I know not what to say to his confession, even as he looks on me for a response.
“You have learned much from Priest,” says Andrew. “His quiet way ever did unsettle me. Perhaps I should count myself more fortunate for Susannah’s father. For all the verbal threats he gives, his words do not fright me half as much as your adopted father’s silence.”
Andrew’s words coax laughter from me, and he grins.
“Do not think lon
g on my drunken ramblings. I find whiskey the only way to loose my tongue around you.” Andrew licks his lips and hesitates to speak. “But I would not have you think poorly of me for it.”
“I will not,” I say.
Andrew points at the trading cabin and George waving at him. “It seems your brother has need of me after all. Will you come with me, Rebecca, and share the day? No doubt your cunning mind will find ways for all to profit.”
“Aye. I should be glad to.”
My people and George welcome us among them as we continue the day in trade.
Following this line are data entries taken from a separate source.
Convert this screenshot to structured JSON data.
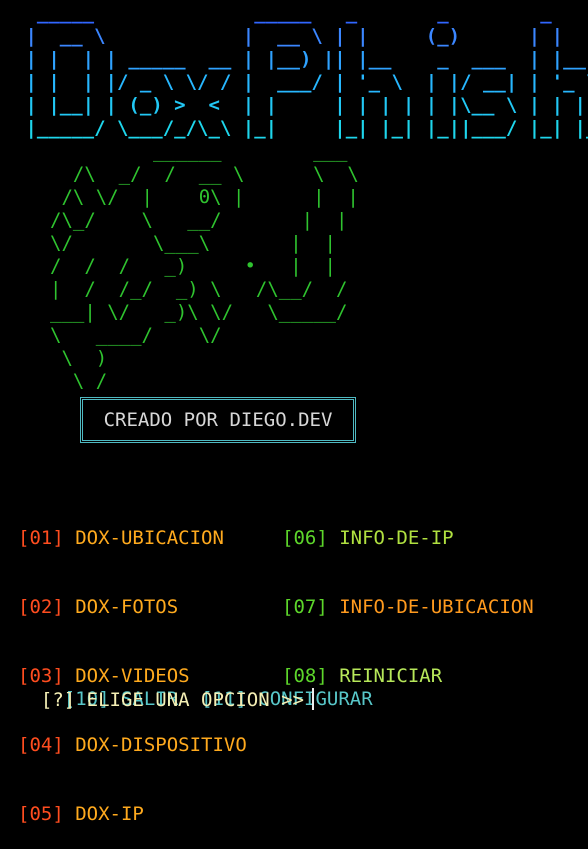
{
  "banner": {
    "lines": [
      "  _____              _____   _       _        _    ",
      " |  __ \\            |  __ \\ | |     (_)      | |   ",
      " | |  | | _____  __ | |__) || |__    _  ___  | |__ ",
      " | |  | |/ _ \\ \\/ / |  ___/ | '_ \\  | |/ __| | '_ \\",
      " | |__| | (_) >  <  | |     | | | | | |\\__ \\ | | | |",
      " |_____/ \\___/_/\\_\\ |_|     |_| |_| |_||___/ |_| |_|"
    ]
  },
  "art": {
    "text": "         ______        ___\n  /\\  _/  /  __ \\      \\  \\\n /\\ \\/  |    0\\ |      |  |\n/\\_/    \\   __/       |  |\n\\/       \\___\\       |  |\n/  /  /   _)     •   |  |\n|  /  /_/  _) \\   /\\__/  /\n___| \\/   _)\\ \\/   \\_____/\n\\   ____/    \\/\n \\  )\n  \\ /"
  },
  "credit": {
    "label": "CREADO POR DIEGO.DEV"
  },
  "menu_left": [
    {
      "num": "[01]",
      "label": "DOX-UBICACION"
    },
    {
      "num": "[02]",
      "label": "DOX-FOTOS"
    },
    {
      "num": "[03]",
      "label": "DOX-VIDEOS"
    },
    {
      "num": "[04]",
      "label": "DOX-DISPOSITIVO"
    },
    {
      "num": "[05]",
      "label": "DOX-IP"
    }
  ],
  "menu_right": [
    {
      "num": "[06]",
      "label": "INFO-DE-IP"
    },
    {
      "num": "[07]",
      "label": "INFO-DE-UBICACION"
    },
    {
      "num": "[08]",
      "label": "REINICIAR"
    }
  ],
  "menu_bottom": [
    {
      "num": "[10]",
      "label": "SALIR"
    },
    {
      "num": "[11]",
      "label": "CONFIGURAR"
    }
  ],
  "prompt": {
    "text": "[?] ELIGE UNA OPCION >>"
  },
  "colors": {
    "banner_gradient": [
      "#3a6bff",
      "#2aa6ff",
      "#21d3f5"
    ],
    "art": "#2fc32f",
    "menu_num_left": "#ff4d1f",
    "menu_label_left": "#ffaa1e",
    "menu_num_right": "#5dd62b",
    "menu_bottom": "#58c7c9"
  }
}
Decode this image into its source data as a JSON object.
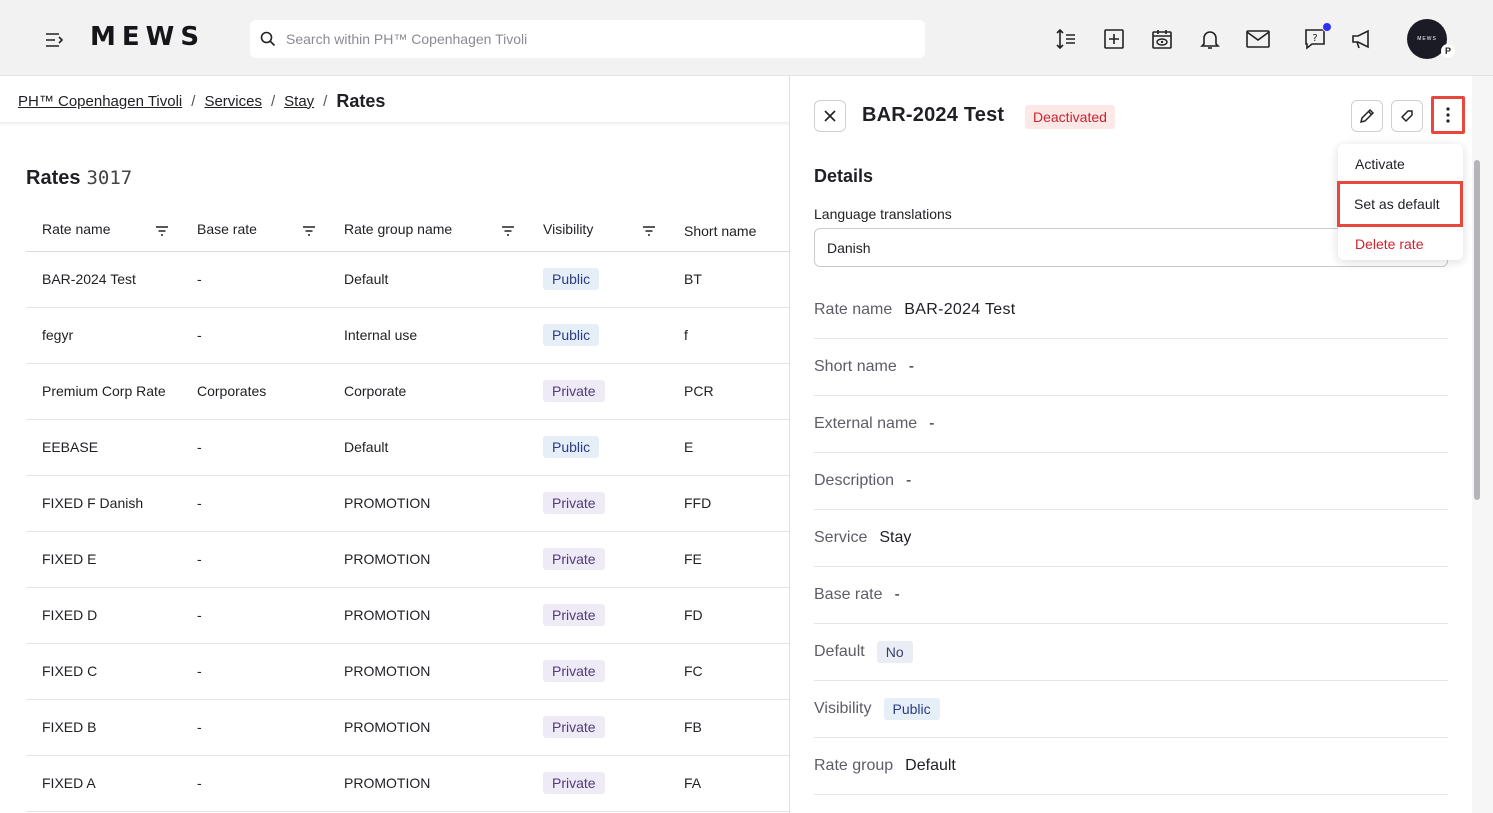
{
  "topbar": {
    "logo": "MEWS",
    "search_placeholder": "Search within PH™ Copenhagen Tivoli",
    "icons": [
      "menu-collapse-icon",
      "sort-lines-icon",
      "plus-square-icon",
      "calendar-eye-icon",
      "bell-icon",
      "mail-icon",
      "help-chat-icon",
      "megaphone-icon"
    ],
    "avatar_text": "MEWS",
    "avatar_badge": "P",
    "notification_dot_color": "#2f2ffa"
  },
  "breadcrumb": {
    "items": [
      "PH™ Copenhagen Tivoli",
      "Services",
      "Stay"
    ],
    "separator": "/",
    "current": "Rates"
  },
  "rates": {
    "title": "Rates",
    "count": "3017",
    "columns": [
      "Rate name",
      "Base rate",
      "Rate group name",
      "Visibility",
      "Short name"
    ],
    "rows": [
      {
        "name": "BAR-2024 Test",
        "base": "-",
        "group": "Default",
        "visibility": "Public",
        "short": "BT"
      },
      {
        "name": "fegyr",
        "base": "-",
        "group": "Internal use",
        "visibility": "Public",
        "short": "f"
      },
      {
        "name": "Premium Corp Rate",
        "base": "Corporates",
        "group": "Corporate",
        "visibility": "Private",
        "short": "PCR"
      },
      {
        "name": "EEBASE",
        "base": "-",
        "group": "Default",
        "visibility": "Public",
        "short": "E"
      },
      {
        "name": "FIXED F Danish",
        "base": "-",
        "group": "PROMOTION",
        "visibility": "Private",
        "short": "FFD"
      },
      {
        "name": "FIXED E",
        "base": "-",
        "group": "PROMOTION",
        "visibility": "Private",
        "short": "FE"
      },
      {
        "name": "FIXED D",
        "base": "-",
        "group": "PROMOTION",
        "visibility": "Private",
        "short": "FD"
      },
      {
        "name": "FIXED C",
        "base": "-",
        "group": "PROMOTION",
        "visibility": "Private",
        "short": "FC"
      },
      {
        "name": "FIXED B",
        "base": "-",
        "group": "PROMOTION",
        "visibility": "Private",
        "short": "FB"
      },
      {
        "name": "FIXED A",
        "base": "-",
        "group": "PROMOTION",
        "visibility": "Private",
        "short": "FA"
      }
    ]
  },
  "detail": {
    "title": "BAR-2024 Test",
    "status": "Deactivated",
    "menu": {
      "activate": "Activate",
      "set_default": "Set as default",
      "delete": "Delete rate"
    },
    "section_title": "Details",
    "language_label": "Language translations",
    "language_value": "Danish",
    "fields": {
      "rate_name": {
        "label": "Rate name",
        "value": "BAR-2024 Test"
      },
      "short_name": {
        "label": "Short name",
        "value": "-"
      },
      "external_name": {
        "label": "External name",
        "value": "-"
      },
      "description": {
        "label": "Description",
        "value": "-"
      },
      "service": {
        "label": "Service",
        "value": "Stay"
      },
      "base_rate": {
        "label": "Base rate",
        "value": "-"
      },
      "default": {
        "label": "Default",
        "value": "No"
      },
      "visibility": {
        "label": "Visibility",
        "value": "Public"
      },
      "rate_group": {
        "label": "Rate group",
        "value": "Default"
      }
    },
    "highlight_color": "#e8473d"
  }
}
Ciquenackqua alone seems unpleased at the sight of me, and more so when he gives over the pelts owed me for defeating him in our race. “I would win these back from you,” he says.
“Why should I risk losing what I’ve already earned?” I ask. “And especially when you have no more pelts should I win.”
He frowns. “Should the ancestors favor you, I will find something of value in trade.”
“Very well,” I say. “What game should we play?”
“No game,” he says. “A wager only. I tire of the claims your aim is equal to Black Pilgrim’s.”
Deep River steps to my side. “They are no claims, young one. I have seen her aim proven.”
“Then let her do so in front of all here today, rather than it be said she took such prey, alone in the woods, with a single shot,” says Ciquenackqua. “My father often says we men are liken to beasts of the forest, fleet of foot and clever also, but only a true hunter may take down a bird in flight.”
He raises his hand, showing me a wooden orb used for our stickball games.
“I will fling the ball, and I offer you a single shot to put your arrow through it,” he says. “I wager the ball falls back to earth untouched.”
I nod, and cheers rise from the men as they back away to grant us space.
Ciquenackqua looks on me oddly. “Why do you not nock your arrow?”
“Fling the ball,” I say, my tone steady and even.
Ciquenackqua grins then heaves the ball high in the air.
The ball soars above us, my eyes never leaving it. The holes we carved into the sides make it sing, and I tune my ears to its song when the sun’s rays blind me. When it falls at the last, I run to catch it.